The second half brought little change. Etherington played a very neat but simple one-two on the edge of the box and lashed the ball confidently into the net to put the visitors in complete control. Reading just didn't have any idea hoe to break down the Hammers defence. Fae had shown he has the acceleration to go past players in the first half, but he faded as the game progressed. Kitson and Convey came on to liven thing up but it was a case of too little too late. Kitson went down under a challenge from Green to give Reading a way back in to the game with only fifteen minutes left. Doyle failed to convert the spot kick, which just about killed off any hope a recovery and is a good indictor of his significant loss of form this season so far. Hahnemann pulled of two saves to keep the score respectable before Etherington finally broke through and finished clinically. Harper completely missed the ball when presented with a scoring opportunity and Cisse failed to find the net from an even better position.

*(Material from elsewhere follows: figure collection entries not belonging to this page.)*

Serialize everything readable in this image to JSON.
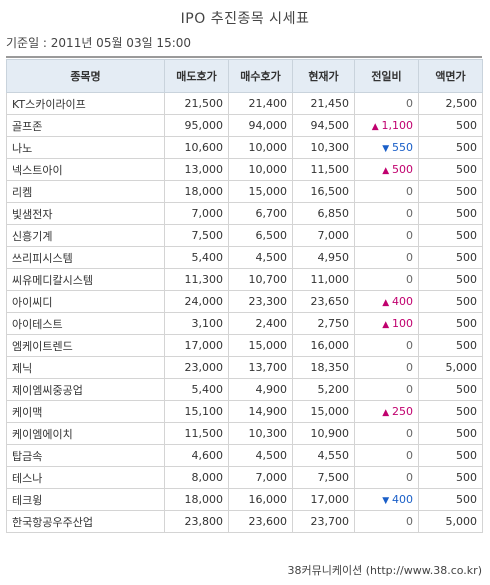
{
  "page": {
    "title": "IPO 추진종목 시세표",
    "basis": "기준일 : 2011년 05월 03일 15:00",
    "footer": "38커뮤니케이션 (http://www.38.co.kr)"
  },
  "colors": {
    "up": "#c0006e",
    "down": "#1a5fc8",
    "header_bg": "#e4ecf4"
  },
  "table": {
    "headers": [
      "종목명",
      "매도호가",
      "매수호가",
      "현재가",
      "전일비",
      "액면가"
    ],
    "rows": [
      {
        "name": "KT스카이라이프",
        "sell": "21,500",
        "buy": "21,400",
        "price": "21,450",
        "dir": "",
        "change": "0",
        "par": "2,500"
      },
      {
        "name": "골프존",
        "sell": "95,000",
        "buy": "94,000",
        "price": "94,500",
        "dir": "up",
        "change": "1,100",
        "par": "500"
      },
      {
        "name": "나노",
        "sell": "10,600",
        "buy": "10,000",
        "price": "10,300",
        "dir": "down",
        "change": "550",
        "par": "500"
      },
      {
        "name": "넥스트아이",
        "sell": "13,000",
        "buy": "10,000",
        "price": "11,500",
        "dir": "up",
        "change": "500",
        "par": "500"
      },
      {
        "name": "리켐",
        "sell": "18,000",
        "buy": "15,000",
        "price": "16,500",
        "dir": "",
        "change": "0",
        "par": "500"
      },
      {
        "name": "빛샘전자",
        "sell": "7,000",
        "buy": "6,700",
        "price": "6,850",
        "dir": "",
        "change": "0",
        "par": "500"
      },
      {
        "name": "신흥기계",
        "sell": "7,500",
        "buy": "6,500",
        "price": "7,000",
        "dir": "",
        "change": "0",
        "par": "500"
      },
      {
        "name": "쓰리피시스템",
        "sell": "5,400",
        "buy": "4,500",
        "price": "4,950",
        "dir": "",
        "change": "0",
        "par": "500"
      },
      {
        "name": "씨유메디칼시스템",
        "sell": "11,300",
        "buy": "10,700",
        "price": "11,000",
        "dir": "",
        "change": "0",
        "par": "500"
      },
      {
        "name": "아이씨디",
        "sell": "24,000",
        "buy": "23,300",
        "price": "23,650",
        "dir": "up",
        "change": "400",
        "par": "500"
      },
      {
        "name": "아이테스트",
        "sell": "3,100",
        "buy": "2,400",
        "price": "2,750",
        "dir": "up",
        "change": "100",
        "par": "500"
      },
      {
        "name": "엠케이트렌드",
        "sell": "17,000",
        "buy": "15,000",
        "price": "16,000",
        "dir": "",
        "change": "0",
        "par": "500"
      },
      {
        "name": "제닉",
        "sell": "23,000",
        "buy": "13,700",
        "price": "18,350",
        "dir": "",
        "change": "0",
        "par": "5,000"
      },
      {
        "name": "제이엠씨중공업",
        "sell": "5,400",
        "buy": "4,900",
        "price": "5,200",
        "dir": "",
        "change": "0",
        "par": "500"
      },
      {
        "name": "케이맥",
        "sell": "15,100",
        "buy": "14,900",
        "price": "15,000",
        "dir": "up",
        "change": "250",
        "par": "500"
      },
      {
        "name": "케이엠에이치",
        "sell": "11,500",
        "buy": "10,300",
        "price": "10,900",
        "dir": "",
        "change": "0",
        "par": "500"
      },
      {
        "name": "탑금속",
        "sell": "4,600",
        "buy": "4,500",
        "price": "4,550",
        "dir": "",
        "change": "0",
        "par": "500"
      },
      {
        "name": "테스나",
        "sell": "8,000",
        "buy": "7,000",
        "price": "7,500",
        "dir": "",
        "change": "0",
        "par": "500"
      },
      {
        "name": "테크윙",
        "sell": "18,000",
        "buy": "16,000",
        "price": "17,000",
        "dir": "down",
        "change": "400",
        "par": "500"
      },
      {
        "name": "한국항공우주산업",
        "sell": "23,800",
        "buy": "23,600",
        "price": "23,700",
        "dir": "",
        "change": "0",
        "par": "5,000"
      }
    ]
  }
}
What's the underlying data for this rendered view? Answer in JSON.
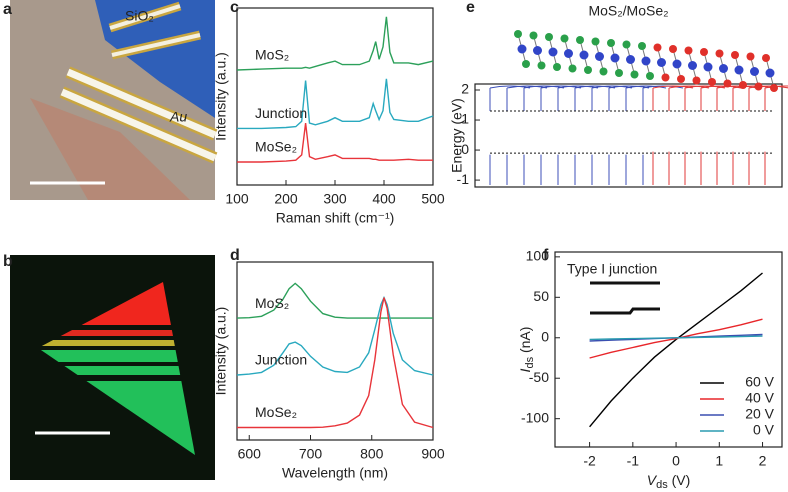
{
  "figure": {
    "a": {
      "label": "a",
      "texts": [
        "SiO₂",
        "Au"
      ]
    },
    "b": {
      "label": "b"
    }
  },
  "chart_data": [
    {
      "type": "line",
      "label": "c",
      "xlabel": "Raman shift (cm⁻¹)",
      "ylabel": "Intensity (a.u.)",
      "xlim": [
        100,
        500
      ],
      "xticks": [
        100,
        200,
        300,
        400,
        500
      ],
      "ylim": [
        0,
        10
      ],
      "x": [
        100,
        150,
        200,
        220,
        232,
        240,
        248,
        260,
        285,
        300,
        315,
        350,
        370,
        378,
        383,
        390,
        398,
        405,
        412,
        420,
        450,
        470,
        500
      ],
      "series": [
        {
          "name": "MoS₂",
          "color": "#2ca05a",
          "values": [
            6.5,
            6.55,
            6.6,
            6.6,
            6.6,
            6.65,
            6.6,
            6.7,
            6.9,
            7.0,
            6.8,
            6.8,
            7.0,
            7.6,
            8.1,
            7.1,
            7.8,
            9.5,
            7.5,
            6.9,
            6.9,
            6.8,
            7.0
          ]
        },
        {
          "name": "Junction",
          "color": "#29a9bf",
          "values": [
            3.2,
            3.2,
            3.25,
            3.3,
            3.6,
            5.9,
            3.5,
            3.4,
            3.6,
            3.8,
            3.6,
            3.6,
            3.8,
            4.6,
            4.2,
            3.7,
            4.2,
            6.0,
            4.1,
            3.7,
            3.6,
            3.6,
            3.9
          ]
        },
        {
          "name": "MoSe₂",
          "color": "#e8343a",
          "values": [
            1.3,
            1.3,
            1.35,
            1.4,
            1.7,
            3.5,
            1.6,
            1.45,
            1.6,
            1.7,
            1.5,
            1.5,
            1.5,
            1.45,
            1.45,
            1.4,
            1.4,
            1.4,
            1.4,
            1.4,
            1.45,
            1.4,
            1.4
          ]
        }
      ]
    },
    {
      "type": "line",
      "label": "d",
      "xlabel": "Wavelength (nm)",
      "ylabel": "Intensity (a.u.)",
      "xlim": [
        580,
        900
      ],
      "xticks": [
        600,
        700,
        800,
        900
      ],
      "ylim": [
        0,
        10
      ],
      "x": [
        580,
        600,
        620,
        640,
        655,
        665,
        675,
        685,
        700,
        720,
        740,
        760,
        780,
        795,
        805,
        815,
        820,
        825,
        835,
        850,
        870,
        900
      ],
      "series": [
        {
          "name": "MoS₂",
          "color": "#2ca05a",
          "values": [
            6.85,
            6.87,
            6.95,
            7.3,
            7.9,
            8.5,
            8.8,
            8.5,
            7.8,
            7.1,
            6.9,
            6.85,
            6.85,
            6.85,
            6.85,
            6.85,
            6.85,
            6.85,
            6.85,
            6.85,
            6.85,
            6.85
          ]
        },
        {
          "name": "Junction",
          "color": "#29a9bf",
          "values": [
            3.65,
            3.7,
            3.8,
            4.2,
            4.9,
            5.4,
            5.5,
            5.3,
            4.7,
            4.1,
            3.85,
            3.8,
            4.1,
            4.9,
            6.2,
            7.6,
            8.0,
            7.6,
            6.0,
            4.5,
            3.9,
            3.65
          ]
        },
        {
          "name": "MoSe₂",
          "color": "#e8343a",
          "values": [
            0.7,
            0.7,
            0.7,
            0.7,
            0.7,
            0.7,
            0.7,
            0.7,
            0.7,
            0.72,
            0.8,
            0.95,
            1.4,
            2.5,
            4.5,
            7.2,
            8.0,
            7.4,
            4.8,
            2.0,
            1.0,
            0.7
          ]
        }
      ]
    },
    {
      "type": "line",
      "label": "e",
      "title": "MoS₂/MoSe₂",
      "ylabel": "Energy (eV)",
      "ylim": [
        -1.23,
        2.2
      ],
      "yticks": [
        -1,
        0,
        1,
        2
      ]
    },
    {
      "type": "line",
      "label": "f",
      "annotation": "Type I junction",
      "xlabel": {
        "symbol": "V",
        "subscript": "ds",
        "unit": " (V)"
      },
      "ylabel": {
        "symbol": "I",
        "subscript": "ds",
        "unit": " (nA)"
      },
      "xlim": [
        -2.8,
        2.45
      ],
      "xticks": [
        -2,
        -1,
        0,
        1,
        2
      ],
      "ylim": [
        -135,
        106
      ],
      "yticks": [
        -100,
        -50,
        0,
        50,
        100
      ],
      "legend": "lower right",
      "x": [
        -2,
        -1.5,
        -1,
        -0.5,
        0,
        0.5,
        1,
        1.5,
        2
      ],
      "series": [
        {
          "name": "60 V",
          "color": "#000000",
          "values": [
            -110,
            -78,
            -50,
            -24,
            -2,
            18,
            38,
            58,
            80
          ]
        },
        {
          "name": "40 V",
          "color": "#e8262a",
          "values": [
            -25,
            -18,
            -12,
            -6,
            -1,
            5,
            10,
            16,
            23
          ]
        },
        {
          "name": "20 V",
          "color": "#3a4fb0",
          "values": [
            -4,
            -3,
            -2,
            -1,
            0,
            1,
            2,
            3,
            4
          ]
        },
        {
          "name": "0 V",
          "color": "#2a9bb0",
          "values": [
            -2,
            -1.5,
            -1,
            -0.5,
            0,
            0.5,
            1,
            1.5,
            2
          ]
        }
      ]
    }
  ]
}
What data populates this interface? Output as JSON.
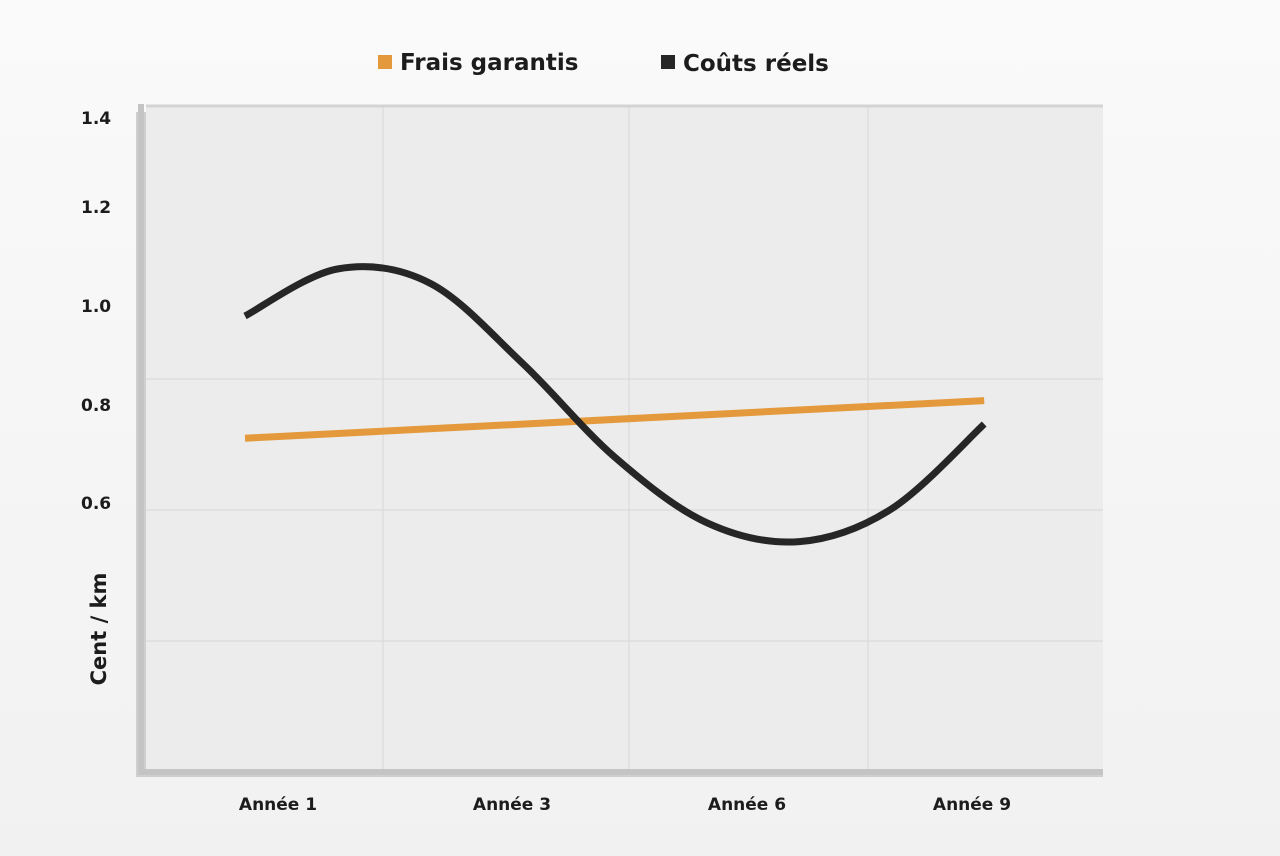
{
  "chart_data": {
    "type": "line",
    "title": "",
    "xlabel": "",
    "ylabel": "Cent / km",
    "categories": [
      "Année 1",
      "Année 3",
      "Année 6",
      "Année 9"
    ],
    "yticks": [
      "1.4",
      "1.2",
      "1.0",
      "0.8",
      "0.6"
    ],
    "grid": true,
    "legend_position": "top",
    "series": [
      {
        "name": "Frais garantis",
        "color": "#e49a3c",
        "x": [
          1,
          3,
          6,
          9
        ],
        "values": [
          0.72,
          0.74,
          0.77,
          0.8
        ]
      },
      {
        "name": "Coûts réels",
        "color": "#262626",
        "x": [
          1,
          2,
          3,
          4,
          5,
          6,
          7,
          8,
          9
        ],
        "values": [
          0.98,
          1.08,
          1.05,
          0.88,
          0.68,
          0.54,
          0.5,
          0.57,
          0.75
        ]
      }
    ]
  }
}
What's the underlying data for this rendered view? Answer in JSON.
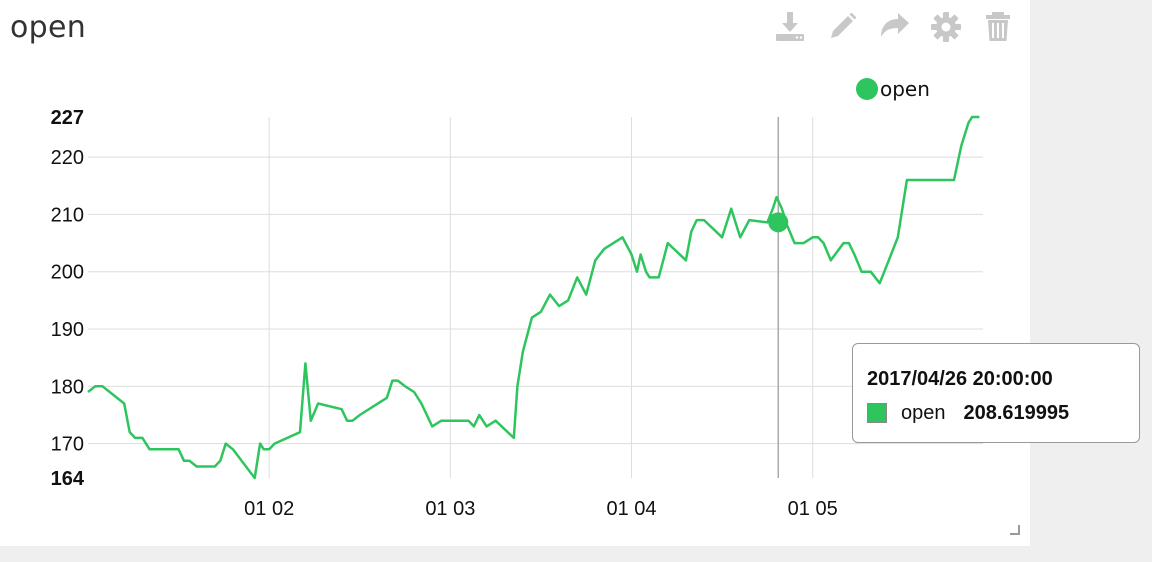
{
  "panel": {
    "title": "open",
    "toolbar": [
      {
        "name": "download-icon"
      },
      {
        "name": "pencil-icon"
      },
      {
        "name": "share-icon"
      },
      {
        "name": "gear-icon"
      },
      {
        "name": "trash-icon"
      }
    ]
  },
  "colors": {
    "series": "#2ec55e",
    "toolbar_icon": "#c8c8c8",
    "grid": "#dddddd"
  },
  "tooltip": {
    "time": "2017/04/26 20:00:00",
    "series": "open",
    "value": "208.619995"
  },
  "chart_data": {
    "type": "line",
    "title": "",
    "xlabel": "",
    "ylabel": "",
    "x_axis": {
      "min": 0.0,
      "max": 4.94,
      "ticks": [
        {
          "pos": 1,
          "label": "01 02"
        },
        {
          "pos": 2,
          "label": "01 03"
        },
        {
          "pos": 3,
          "label": "01 04"
        },
        {
          "pos": 4,
          "label": "01 05"
        }
      ]
    },
    "y_axis": {
      "min": 164,
      "max": 227,
      "ticks": [
        {
          "value": 170,
          "label": "170"
        },
        {
          "value": 180,
          "label": "180"
        },
        {
          "value": 190,
          "label": "190"
        },
        {
          "value": 200,
          "label": "200"
        },
        {
          "value": 210,
          "label": "210"
        },
        {
          "value": 220,
          "label": "220"
        }
      ],
      "bold_ticks": [
        {
          "value": 227,
          "label": "227"
        },
        {
          "value": 164,
          "label": "164"
        }
      ]
    },
    "grid": true,
    "legend": {
      "position": "top-right",
      "items": [
        "open"
      ]
    },
    "highlight": {
      "x": 3.81,
      "y": 208.619995
    },
    "series": [
      {
        "name": "open",
        "x": [
          0.0,
          0.04,
          0.08,
          0.12,
          0.2,
          0.23,
          0.26,
          0.3,
          0.34,
          0.5,
          0.53,
          0.56,
          0.6,
          0.7,
          0.73,
          0.76,
          0.8,
          0.92,
          0.95,
          0.97,
          1.0,
          1.03,
          1.17,
          1.2,
          1.23,
          1.27,
          1.4,
          1.43,
          1.46,
          1.5,
          1.65,
          1.68,
          1.71,
          1.75,
          1.8,
          1.84,
          1.9,
          1.95,
          1.98,
          2.01,
          2.1,
          2.13,
          2.16,
          2.2,
          2.25,
          2.35,
          2.37,
          2.4,
          2.45,
          2.5,
          2.55,
          2.6,
          2.65,
          2.7,
          2.75,
          2.8,
          2.85,
          2.9,
          2.95,
          3.0,
          3.03,
          3.05,
          3.08,
          3.1,
          3.15,
          3.2,
          3.3,
          3.33,
          3.36,
          3.4,
          3.5,
          3.55,
          3.6,
          3.65,
          3.75,
          3.78,
          3.8,
          3.83,
          3.86,
          3.9,
          3.95,
          4.0,
          4.03,
          4.06,
          4.1,
          4.17,
          4.2,
          4.23,
          4.27,
          4.32,
          4.37,
          4.42,
          4.47,
          4.52,
          4.57,
          4.6,
          4.62,
          4.67,
          4.73,
          4.78,
          4.82,
          4.86,
          4.88,
          4.92
        ],
        "y": [
          179,
          180,
          180,
          179,
          177,
          172,
          171,
          171,
          169,
          169,
          167,
          167,
          166,
          166,
          167,
          170,
          169,
          164,
          170,
          169,
          169,
          170,
          172,
          184,
          174,
          177,
          176,
          174,
          174,
          175,
          178,
          181,
          181,
          180,
          179,
          177,
          173,
          174,
          174,
          174,
          174,
          173,
          175,
          173,
          174,
          171,
          180,
          186,
          192,
          193,
          196,
          194,
          195,
          199,
          196,
          202,
          204,
          205,
          206,
          203,
          200,
          203,
          200,
          199,
          199,
          205,
          202,
          207,
          209,
          209,
          206,
          211,
          206,
          209,
          208.6,
          211,
          213,
          211,
          208,
          205,
          205,
          206,
          206,
          205,
          202,
          205,
          205,
          203,
          200,
          200,
          198,
          202,
          206,
          216,
          216,
          216,
          216,
          216,
          216,
          216,
          222,
          226,
          227,
          227
        ]
      }
    ]
  }
}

So with five league games gone we are still waiting for one our strikers to find the net and the defence is leaking goals too easily. The system seems to have gone wrong. The midfield is not working as a unit to protect the defence and Murty in particular allowed himself to be pulled out of position far too often. Sonko will certainly tighten things up at the back when he resumes his very effective partnership with Ingimarsson, but unless Little can make a speedy recovery a lot rests on Convey to open up opposing defences. Coppell's post match analysis was as always clear and accurate. Reading fans must console themselves with the knowledge that they at least have a good manager who more than capable of putting things right. It might also help if the crowd could do their stuff again this season.